In the absence of government backing, it is unimaginable that there would be sufficient private investment capital to fund the $14 trillion in U.S. residential debt outstanding — let alone for the long-term mortgages (such as the 30-year fixed-rate loan) that are the mainstay of U.S. mortgage markets.
The argument for a purely private system also fails to address one of the fundamental weaknesses in mortgage lending — the unavailability of mortgage credit during downturns, when lenders become highly risk-averse. This lack of credit can quickly lead to a “vicious circle” where the lack of mortgage financing and housing market declines feed into each other, turning economic recessions into housing-driven depressions.

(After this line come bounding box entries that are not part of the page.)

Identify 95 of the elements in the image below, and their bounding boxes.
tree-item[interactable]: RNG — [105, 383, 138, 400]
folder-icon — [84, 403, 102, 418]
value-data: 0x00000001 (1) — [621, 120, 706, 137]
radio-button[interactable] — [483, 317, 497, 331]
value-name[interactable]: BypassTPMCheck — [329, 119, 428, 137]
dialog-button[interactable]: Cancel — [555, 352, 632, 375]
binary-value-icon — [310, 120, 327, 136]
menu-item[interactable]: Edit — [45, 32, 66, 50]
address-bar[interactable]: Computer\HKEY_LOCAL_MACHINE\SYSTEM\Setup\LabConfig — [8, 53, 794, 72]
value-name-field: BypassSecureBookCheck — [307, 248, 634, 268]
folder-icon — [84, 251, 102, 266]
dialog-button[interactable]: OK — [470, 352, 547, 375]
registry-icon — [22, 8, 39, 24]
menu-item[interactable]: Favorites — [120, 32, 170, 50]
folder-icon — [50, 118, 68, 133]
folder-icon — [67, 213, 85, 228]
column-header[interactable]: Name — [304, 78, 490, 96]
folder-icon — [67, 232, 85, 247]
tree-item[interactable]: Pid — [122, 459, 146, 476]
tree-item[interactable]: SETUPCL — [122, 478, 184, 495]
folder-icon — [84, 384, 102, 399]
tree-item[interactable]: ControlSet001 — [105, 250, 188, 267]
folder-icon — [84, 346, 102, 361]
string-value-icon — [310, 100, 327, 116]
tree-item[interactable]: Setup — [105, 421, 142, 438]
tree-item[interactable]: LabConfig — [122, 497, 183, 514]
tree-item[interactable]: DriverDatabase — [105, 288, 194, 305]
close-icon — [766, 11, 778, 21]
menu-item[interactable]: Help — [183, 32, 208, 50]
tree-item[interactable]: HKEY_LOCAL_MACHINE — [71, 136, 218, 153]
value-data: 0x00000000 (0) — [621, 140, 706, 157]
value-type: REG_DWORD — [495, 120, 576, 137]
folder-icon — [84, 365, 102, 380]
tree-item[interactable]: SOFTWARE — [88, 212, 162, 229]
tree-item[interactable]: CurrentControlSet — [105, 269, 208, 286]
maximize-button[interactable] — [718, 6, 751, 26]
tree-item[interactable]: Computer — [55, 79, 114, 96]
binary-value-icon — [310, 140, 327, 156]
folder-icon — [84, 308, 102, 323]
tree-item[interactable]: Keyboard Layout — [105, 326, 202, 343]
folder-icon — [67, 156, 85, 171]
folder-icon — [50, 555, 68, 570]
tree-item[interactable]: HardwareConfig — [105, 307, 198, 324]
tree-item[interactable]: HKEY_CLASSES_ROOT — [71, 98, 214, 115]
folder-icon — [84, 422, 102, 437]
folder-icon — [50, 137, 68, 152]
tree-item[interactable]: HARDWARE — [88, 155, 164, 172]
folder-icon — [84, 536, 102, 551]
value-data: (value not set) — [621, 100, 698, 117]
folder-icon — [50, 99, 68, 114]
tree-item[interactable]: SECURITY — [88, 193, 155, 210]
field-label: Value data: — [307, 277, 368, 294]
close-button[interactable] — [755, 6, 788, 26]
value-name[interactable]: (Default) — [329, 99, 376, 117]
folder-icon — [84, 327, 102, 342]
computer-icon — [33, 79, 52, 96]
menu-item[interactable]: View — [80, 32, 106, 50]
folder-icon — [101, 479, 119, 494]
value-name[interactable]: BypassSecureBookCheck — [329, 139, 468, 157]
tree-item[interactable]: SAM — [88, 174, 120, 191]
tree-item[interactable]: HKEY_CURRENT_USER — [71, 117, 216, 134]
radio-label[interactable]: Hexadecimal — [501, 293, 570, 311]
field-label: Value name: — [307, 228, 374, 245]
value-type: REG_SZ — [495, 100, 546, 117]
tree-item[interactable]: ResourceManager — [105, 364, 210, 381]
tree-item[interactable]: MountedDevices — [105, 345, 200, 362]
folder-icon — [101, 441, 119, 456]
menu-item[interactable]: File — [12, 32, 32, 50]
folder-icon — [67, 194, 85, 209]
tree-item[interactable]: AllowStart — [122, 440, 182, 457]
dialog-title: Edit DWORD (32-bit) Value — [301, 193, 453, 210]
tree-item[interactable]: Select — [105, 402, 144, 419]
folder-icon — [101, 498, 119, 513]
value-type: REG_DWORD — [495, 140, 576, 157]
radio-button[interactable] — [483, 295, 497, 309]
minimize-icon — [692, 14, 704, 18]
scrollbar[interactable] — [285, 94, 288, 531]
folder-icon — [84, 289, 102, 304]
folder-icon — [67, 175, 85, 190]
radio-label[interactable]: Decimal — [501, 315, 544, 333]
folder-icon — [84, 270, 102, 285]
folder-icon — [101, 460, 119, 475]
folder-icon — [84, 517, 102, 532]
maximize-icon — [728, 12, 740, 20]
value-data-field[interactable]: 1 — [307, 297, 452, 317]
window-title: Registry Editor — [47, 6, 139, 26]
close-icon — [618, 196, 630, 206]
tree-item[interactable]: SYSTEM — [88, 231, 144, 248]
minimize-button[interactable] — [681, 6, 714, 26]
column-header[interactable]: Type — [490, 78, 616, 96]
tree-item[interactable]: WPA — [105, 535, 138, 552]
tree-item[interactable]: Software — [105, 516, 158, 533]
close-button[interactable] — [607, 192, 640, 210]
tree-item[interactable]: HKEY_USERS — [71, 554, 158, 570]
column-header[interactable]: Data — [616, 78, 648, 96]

Our current mortgage system depends on government-backed institutions to provide such mortgage financing during economic downturns. It’s no accident the housing crisis of 2007-2008, which led to the Great Recession, did not instead lead to the second Great Depression. In the absence of any government role in the mortgage markets, our housing markets would be highly vulnerable to a lack of “countercyclical” lending.
The conservative vision for homeownership financing would raise the cost of mortgages, restrict the availability of mortgage finance to the wealthy, and destabilize the housing markets — turning the American Dream into a nightmare.
David Min is associate director of financial markets policy at the Center for American Progress, a non-partisan think tank in Washington D.C.